The news: This year’s HumanX in San Francisco revealed that AI buyers are quietly shifting their attention and budgets from “chatbots” to agentic systems, and from OpenAI by default to Anthropic by choice.
Attendees also voiced concerns about OpenAI—specifically its broad product focus, recent leadership-related press and its decision to add ads to ChatGPT. Despite its $852 billion valuation and ongoing IPO buzz, turmoil appears to be growing.
Why it’s worth watching: HumanX attracted 6,700 senior leaders from hyperscalers, frontier labs, enterprises, investors, and startups—making it a strong indicator of where AI dollars and focus will flow in the second half of the year.

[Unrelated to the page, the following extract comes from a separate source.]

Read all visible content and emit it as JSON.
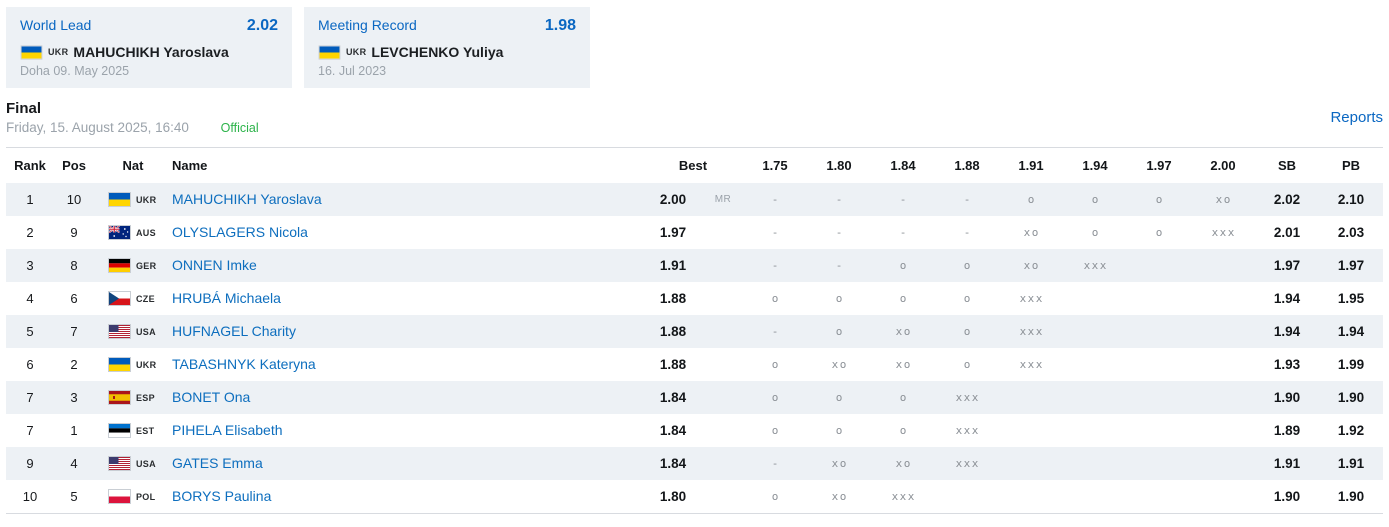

Budgets could follow executives’ impressions as they plan for future AI spending. These decisions trickle down to what tools are adopted and used by businesses and brands.
Implications for marketers: By anticipating shifts within the AI field, marketers can adjust creative workflows or remain flexible to sudden enterprise AI vendor changes. For brands evaluating AI investments, prioritize vendors that demonstrate a clear, uninterrupted product road map.
Shifting procurement conversations from “Which chatbot is smarter today?” to “Which agentic system integrates better with our existing workflows,” can reduce AI integration drag and result in brands benefiting from their AI investments sooner.